Victor Hall, the first commissioned Bandmaster came to Ottawa from Toronto to supervise the building of the Barracks on Queen Street. Bandmaster Hall's wedding, the first Hallelujah Wedding in the city, coincided with the 3rd Anniversary of the Corps and the opening of the new building. The event may have been the Band's first fund-raiser. Wedding tickets at $.25 each were sold to 1,000 'wedding guests'.
In 1901, the 10-member Band was under the direction of Bandmaster John Duncan. In May of 1906 upon arrival in Canada, Bandmaster James Harris assumed leadership. A year later the Band had made such progress that several bandsmen were able to transfer to No. 2 Corps on Gladstone Avenue to help form a band at the new Corps.
In 1913, the Territorial Staff Band visited Ottawa.

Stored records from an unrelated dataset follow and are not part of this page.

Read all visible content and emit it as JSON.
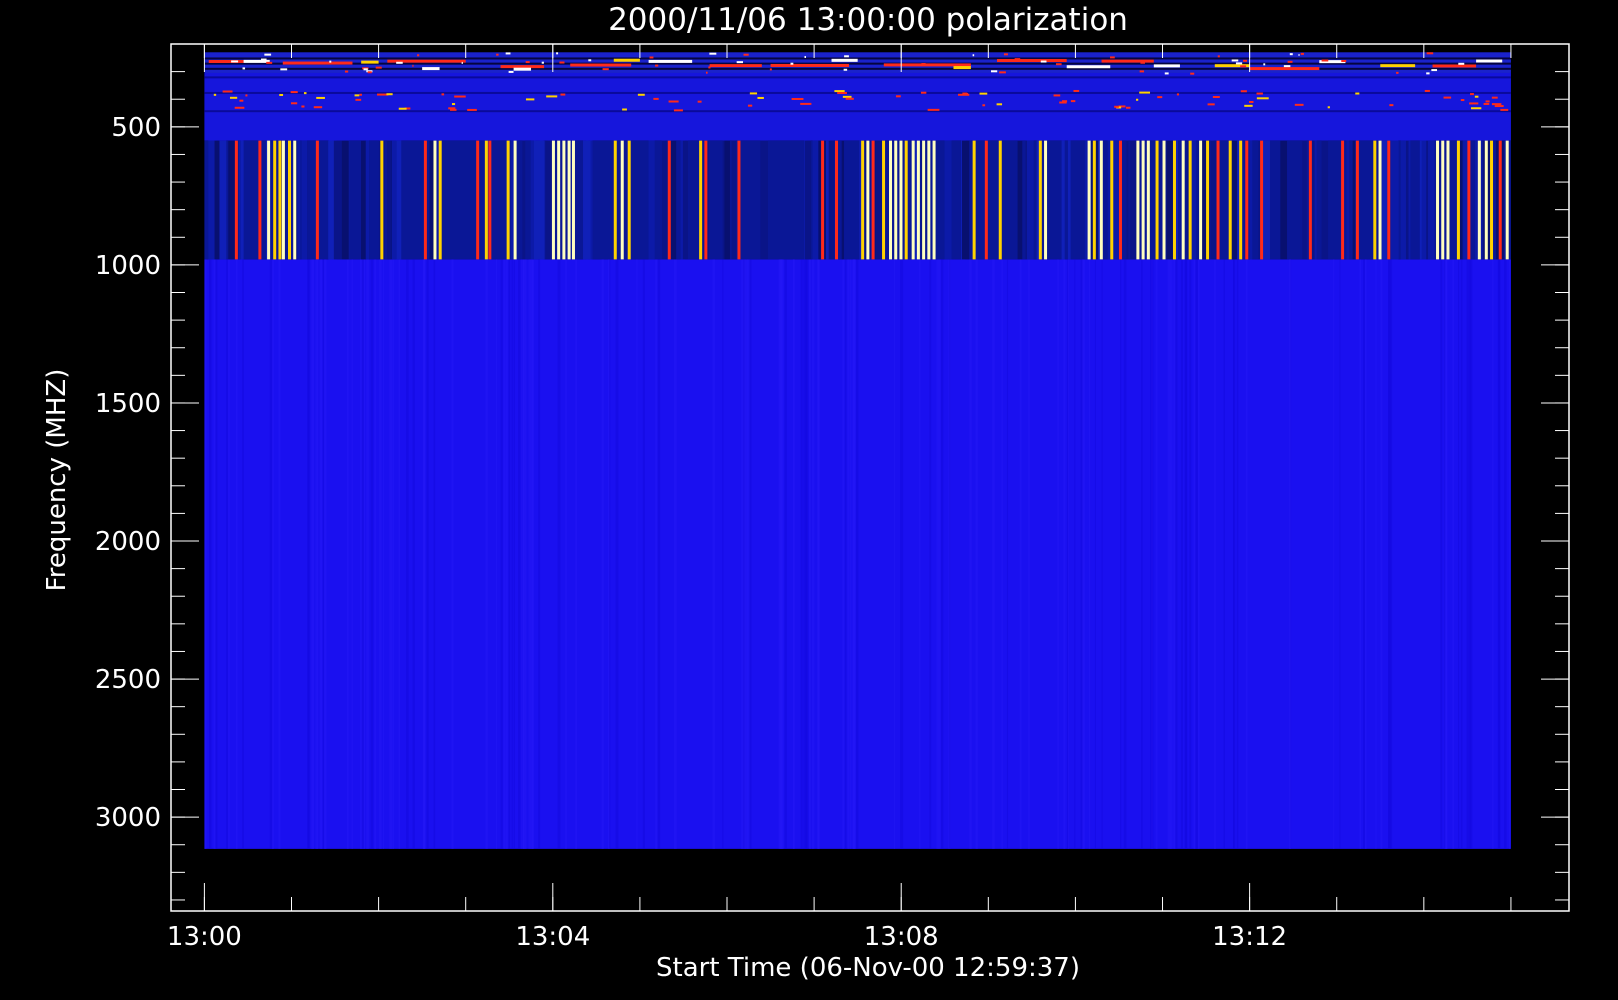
{
  "chart_data": {
    "type": "heatmap",
    "title": "2000/11/06 13:00:00 polarization",
    "xlabel": "Start Time (06-Nov-00 12:59:37)",
    "ylabel": "Frequency (MHZ)",
    "x_range": [
      "12:59:37",
      "13:15:40"
    ],
    "x_ticks": [
      "13:00",
      "13:04",
      "13:08",
      "13:12"
    ],
    "x_minor_every_min": 1,
    "y_range": [
      200,
      3340
    ],
    "y_inverted": true,
    "y_ticks": [
      500,
      1000,
      1500,
      2000,
      2500,
      3000
    ],
    "y_minor_every": 100,
    "data_extent": {
      "t_start": "13:00:00",
      "t_end": "13:15:00",
      "f_low": 230,
      "f_high": 3115
    },
    "bands": [
      {
        "name": "top-band",
        "f_from": 230,
        "f_to": 305,
        "background": "#1a22cc",
        "pattern": "horizontal-streaks"
      },
      {
        "name": "upper-band",
        "f_from": 305,
        "f_to": 550,
        "background": "#1616dc",
        "pattern": "sparse-streaks"
      },
      {
        "name": "burst-band",
        "f_from": 550,
        "f_to": 980,
        "background": "#0a1796",
        "pattern": "vertical-stripes"
      },
      {
        "name": "quiet-band",
        "f_from": 980,
        "f_to": 3115,
        "background": "#1a10f0",
        "pattern": "faint-stripes"
      }
    ],
    "burst_stripes_min": [
      [
        0.35,
        "#ff2a1a"
      ],
      [
        0.62,
        "#ff2a1a"
      ],
      [
        0.72,
        "#ffffc0"
      ],
      [
        0.79,
        "#ffd200"
      ],
      [
        0.85,
        "#ffd200"
      ],
      [
        0.89,
        "#ffffc0"
      ],
      [
        0.96,
        "#ffd200"
      ],
      [
        1.02,
        "#ffffc0"
      ],
      [
        1.28,
        "#ff2a1a"
      ],
      [
        2.02,
        "#ffd200"
      ],
      [
        2.52,
        "#ff2a1a"
      ],
      [
        2.63,
        "#ffffc0"
      ],
      [
        2.69,
        "#ffd200"
      ],
      [
        3.12,
        "#ff2a1a"
      ],
      [
        3.22,
        "#ffd200"
      ],
      [
        3.26,
        "#ff2a1a"
      ],
      [
        3.47,
        "#ffd200"
      ],
      [
        3.55,
        "#ffffc0"
      ],
      [
        3.99,
        "#ffffc0"
      ],
      [
        4.05,
        "#ffffc0"
      ],
      [
        4.11,
        "#ffffc0"
      ],
      [
        4.17,
        "#ffffc0"
      ],
      [
        4.22,
        "#ffffc0"
      ],
      [
        4.7,
        "#ffd200"
      ],
      [
        4.78,
        "#ffffc0"
      ],
      [
        4.86,
        "#ffd200"
      ],
      [
        5.32,
        "#ff2a1a"
      ],
      [
        5.68,
        "#ffd200"
      ],
      [
        5.74,
        "#ff2a1a"
      ],
      [
        6.12,
        "#ff2a1a"
      ],
      [
        7.08,
        "#ff2a1a"
      ],
      [
        7.24,
        "#ff2a1a"
      ],
      [
        7.54,
        "#ffd200"
      ],
      [
        7.6,
        "#ffffc0"
      ],
      [
        7.66,
        "#ff2a1a"
      ],
      [
        7.78,
        "#ffd200"
      ],
      [
        7.86,
        "#ffffc0"
      ],
      [
        7.92,
        "#ffffc0"
      ],
      [
        7.98,
        "#ffffc0"
      ],
      [
        8.04,
        "#ffd200"
      ],
      [
        8.12,
        "#ffffc0"
      ],
      [
        8.18,
        "#ffffc0"
      ],
      [
        8.24,
        "#ffffc0"
      ],
      [
        8.3,
        "#ffffc0"
      ],
      [
        8.36,
        "#ffffc0"
      ],
      [
        8.82,
        "#ffd200"
      ],
      [
        8.96,
        "#ff2a1a"
      ],
      [
        9.12,
        "#ffd200"
      ],
      [
        9.58,
        "#ffd200"
      ],
      [
        9.64,
        "#ffffc0"
      ],
      [
        10.14,
        "#ffffc0"
      ],
      [
        10.2,
        "#ffd200"
      ],
      [
        10.28,
        "#ffffc0"
      ],
      [
        10.4,
        "#ffd200"
      ],
      [
        10.5,
        "#ff2a1a"
      ],
      [
        10.7,
        "#ffffc0"
      ],
      [
        10.76,
        "#ffffc0"
      ],
      [
        10.82,
        "#ffffc0"
      ],
      [
        10.92,
        "#ffd200"
      ],
      [
        11.0,
        "#ffffc0"
      ],
      [
        11.12,
        "#ffd200"
      ],
      [
        11.22,
        "#ffffc0"
      ],
      [
        11.3,
        "#ffd200"
      ],
      [
        11.42,
        "#ffffc0"
      ],
      [
        11.5,
        "#ffd200"
      ],
      [
        11.62,
        "#ff2a1a"
      ],
      [
        11.76,
        "#ffd200"
      ],
      [
        11.88,
        "#ffd200"
      ],
      [
        11.95,
        "#ff2a1a"
      ],
      [
        12.12,
        "#ff2a1a"
      ],
      [
        12.68,
        "#ff2a1a"
      ],
      [
        13.05,
        "#ff2a1a"
      ],
      [
        13.22,
        "#ff2a1a"
      ],
      [
        13.42,
        "#ffd200"
      ],
      [
        13.48,
        "#ffffc0"
      ],
      [
        13.58,
        "#ff2a1a"
      ],
      [
        14.14,
        "#ffffc0"
      ],
      [
        14.2,
        "#ffffc0"
      ],
      [
        14.26,
        "#ffffc0"
      ],
      [
        14.38,
        "#ffd200"
      ],
      [
        14.5,
        "#ff2a1a"
      ],
      [
        14.62,
        "#ffffc0"
      ],
      [
        14.7,
        "#ffffc0"
      ],
      [
        14.76,
        "#ffd200"
      ],
      [
        14.86,
        "#ff2a1a"
      ],
      [
        14.94,
        "#ffffc0"
      ]
    ],
    "top_streaks_min": [
      [
        0.05,
        0.4,
        "#ff2a1a"
      ],
      [
        0.45,
        0.3,
        "#ffffff"
      ],
      [
        0.9,
        0.8,
        "#ff2a1a"
      ],
      [
        1.8,
        0.2,
        "#ffd200"
      ],
      [
        2.1,
        0.9,
        "#ff2a1a"
      ],
      [
        2.5,
        0.2,
        "#ffffff"
      ],
      [
        3.4,
        0.5,
        "#ff2a1a"
      ],
      [
        3.55,
        0.2,
        "#ffffff"
      ],
      [
        4.2,
        0.7,
        "#ff2a1a"
      ],
      [
        4.7,
        0.3,
        "#ffd200"
      ],
      [
        5.1,
        0.5,
        "#ffffff"
      ],
      [
        5.8,
        0.6,
        "#ff2a1a"
      ],
      [
        6.5,
        0.9,
        "#ff2a1a"
      ],
      [
        7.2,
        0.3,
        "#ffffff"
      ],
      [
        7.8,
        1.0,
        "#ff2a1a"
      ],
      [
        8.6,
        0.2,
        "#ffd200"
      ],
      [
        9.1,
        0.8,
        "#ff2a1a"
      ],
      [
        9.9,
        0.5,
        "#ffffff"
      ],
      [
        10.3,
        0.6,
        "#ff2a1a"
      ],
      [
        10.9,
        0.3,
        "#ffffff"
      ],
      [
        11.6,
        0.4,
        "#ffd200"
      ],
      [
        12.0,
        0.8,
        "#ff2a1a"
      ],
      [
        12.8,
        0.3,
        "#ffffff"
      ],
      [
        13.5,
        0.4,
        "#ffd200"
      ],
      [
        14.1,
        0.5,
        "#ff2a1a"
      ],
      [
        14.6,
        0.3,
        "#ffffff"
      ]
    ]
  }
}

The majority of this same Staff Band was lost on 29 May 1914 when the Empress of Ireland sank in less then 15 minutes in the cold waters of the St. Lawrence River. Ottawa No. 1 Corps Bandsmen Mark May, traveling to the Congress in London as a delegate and armed with money to purchase a new trombone for the Band, was among those lost.

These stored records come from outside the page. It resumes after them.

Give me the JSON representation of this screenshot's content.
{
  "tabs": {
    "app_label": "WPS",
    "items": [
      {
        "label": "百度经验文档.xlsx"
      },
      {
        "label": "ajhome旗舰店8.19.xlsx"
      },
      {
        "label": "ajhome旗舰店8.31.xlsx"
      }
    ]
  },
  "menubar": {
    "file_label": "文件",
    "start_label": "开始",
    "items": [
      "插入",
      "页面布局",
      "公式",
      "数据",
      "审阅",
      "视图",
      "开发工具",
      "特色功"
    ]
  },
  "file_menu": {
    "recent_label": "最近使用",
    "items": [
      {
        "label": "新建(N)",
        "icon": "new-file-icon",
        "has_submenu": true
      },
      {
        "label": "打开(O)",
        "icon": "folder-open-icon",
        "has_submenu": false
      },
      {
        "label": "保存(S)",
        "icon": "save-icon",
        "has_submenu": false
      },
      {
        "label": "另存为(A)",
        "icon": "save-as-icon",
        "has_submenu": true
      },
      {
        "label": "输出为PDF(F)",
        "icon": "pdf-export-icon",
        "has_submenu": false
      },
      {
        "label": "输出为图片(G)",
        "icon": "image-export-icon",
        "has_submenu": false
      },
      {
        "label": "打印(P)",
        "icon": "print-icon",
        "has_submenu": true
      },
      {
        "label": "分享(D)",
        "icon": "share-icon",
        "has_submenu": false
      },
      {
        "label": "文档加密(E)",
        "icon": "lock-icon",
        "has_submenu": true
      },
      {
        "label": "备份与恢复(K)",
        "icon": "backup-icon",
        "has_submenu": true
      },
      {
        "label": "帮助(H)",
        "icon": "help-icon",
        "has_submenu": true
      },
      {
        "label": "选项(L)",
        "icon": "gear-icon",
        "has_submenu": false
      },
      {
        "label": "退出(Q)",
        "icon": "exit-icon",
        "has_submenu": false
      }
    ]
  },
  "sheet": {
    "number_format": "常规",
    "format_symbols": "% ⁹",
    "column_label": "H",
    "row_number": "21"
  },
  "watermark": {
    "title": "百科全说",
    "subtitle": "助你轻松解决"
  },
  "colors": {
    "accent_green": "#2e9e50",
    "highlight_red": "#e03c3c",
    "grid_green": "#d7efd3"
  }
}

During the Great War, August 1914 to November 1918, the Band participated in the war effort. The younger boys filled vacancies in the ranks of the Band as more and more bandsmen left for service. Twenty-four No. 1 Corps soldiers joined the military services, most served over seas and three gave their lives in the Service of King and Country. The Band participated in the 'monster parade' that celebrated the end of hostilities and throughout 1919 was often at Union Station to welcome returning servicemen. By 1920 there were 40 players.
While the Band has expanded and contracted in numbers over the years, its commitment to spreading the gospel through music has remained. Today's Band of 29 members ranging in age from 16 to 65+ is a testament of the intergenerational appeal of Army Brass Banding.